With all the Bush Administration bluster about border security, you'd think that keeping track of the comings and goings of non-citizens might be a high priority. But given that FEMA -- which is supposed to be taking care of our own citizens -- can't even develop a computer program to track whether Katrina victims are getting housing assistance, should it be surprising that the Department of Homeland Security has squandered over a billion dollars on the U.S. VISIT program, and then decided to scrap a major part of it?
But that's par for the course for DHS, which bleeds over $10 billion to government contractors a year, when a lot of them just take the money and run. That is, they start the project, and then they throw up their hands and say it can't be done. Screw the public, which is footing the bill without a money-back guarantee. Even if the project is a "top priority", as DHS claims U.S. VISIT is.

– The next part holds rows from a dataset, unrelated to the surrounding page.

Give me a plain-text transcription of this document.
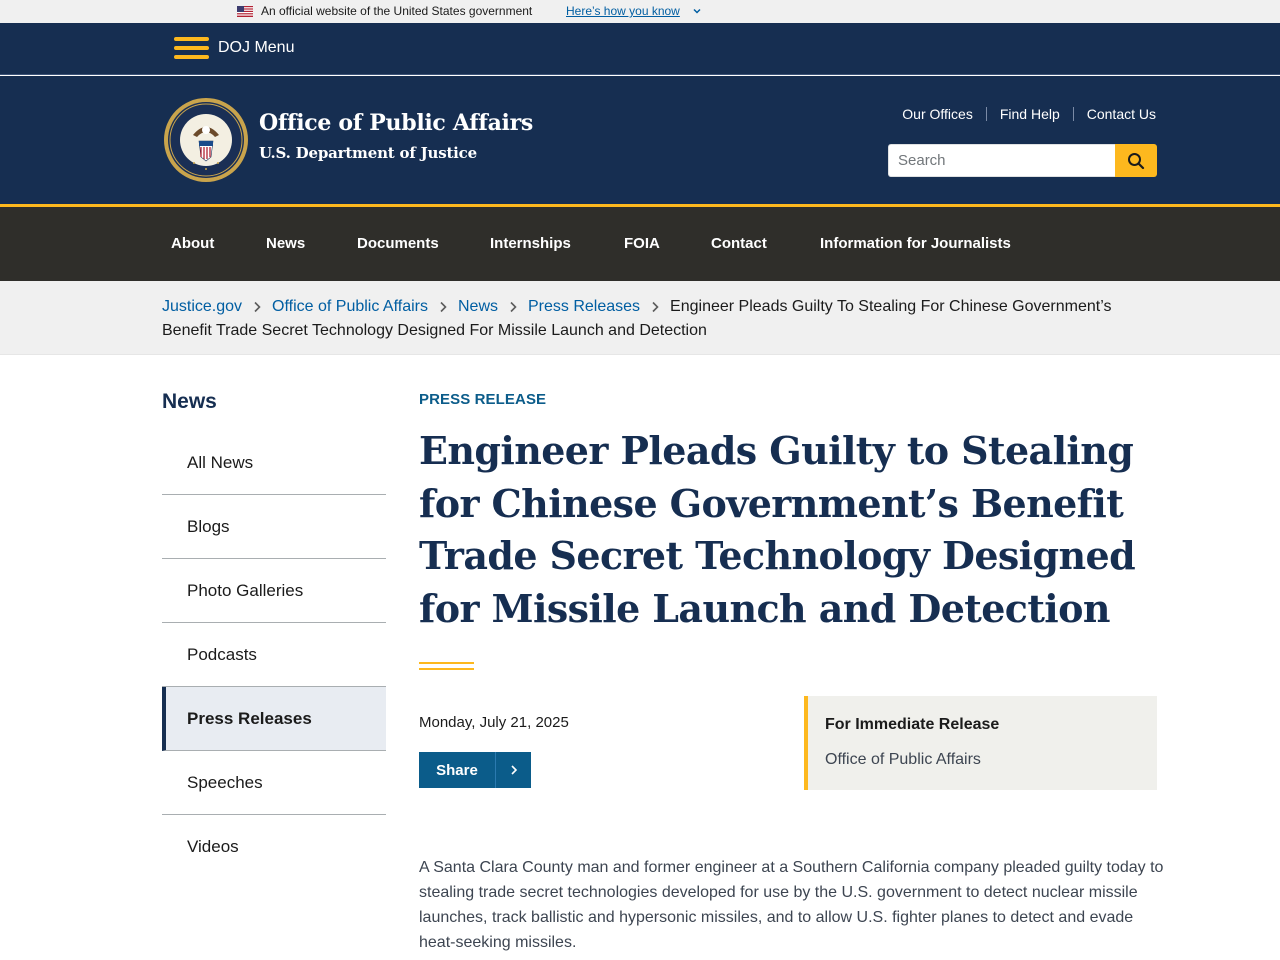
An official website of the United States government	Here’s how you know
DOJ Menu
Office of Public Affairs
U.S. Department of Justice
Our Offices Find Help Contact Us
Search
About	News	Documents	Internships	FOIA	Contact	Information for Journalists
Justice.gov Office of Public Affairs News Press Releases Engineer Pleads Guilty To Stealing For Chinese Government’s
Benefit Trade Secret Technology Designed For Missile Launch and Detection
News
All News
Blogs
Photo Galleries
Podcasts
Press Releases
Speeches
Videos
PRESS RELEASE
Engineer Pleads Guilty to Stealing for Chinese Government’s Benefit Trade Secret Technology Designed for Missile Launch and Detection
Monday, July 21, 2025
Share
For Immediate Release
Office of Public Affairs

A Santa Clara County man and former engineer at a Southern California company pleaded guilty today to stealing trade secret technologies developed for use by the U.S. government to detect nuclear missile launches, track ballistic and hypersonic missiles, and to allow U.S. fighter planes to detect and evade heat-seeking missiles.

DHS has decided that it's just too complicated and expensive to develop the technology to track who's leaving the country (and, in the case of people overstaying their visas, who's not). Now I'm no anti-immigration nut and am certainly not a fan of the biometric technology, like the facial, fingerprint or iris recognition techology that was under consideration for the U.S. VISIT program. But this story really isn't about border security. It's about corruption and our broken government. Read on...
International Herald Tribune has more on the VISIT program. On a related note, DHS will start requiring passports for all travel outside the US starting in 2007, touting the new e-passports for tracking and security purposes. One problem: they're easily cloned. Is there nothing about "homeland security" at which they aren't completely inept? Feel safer, folks?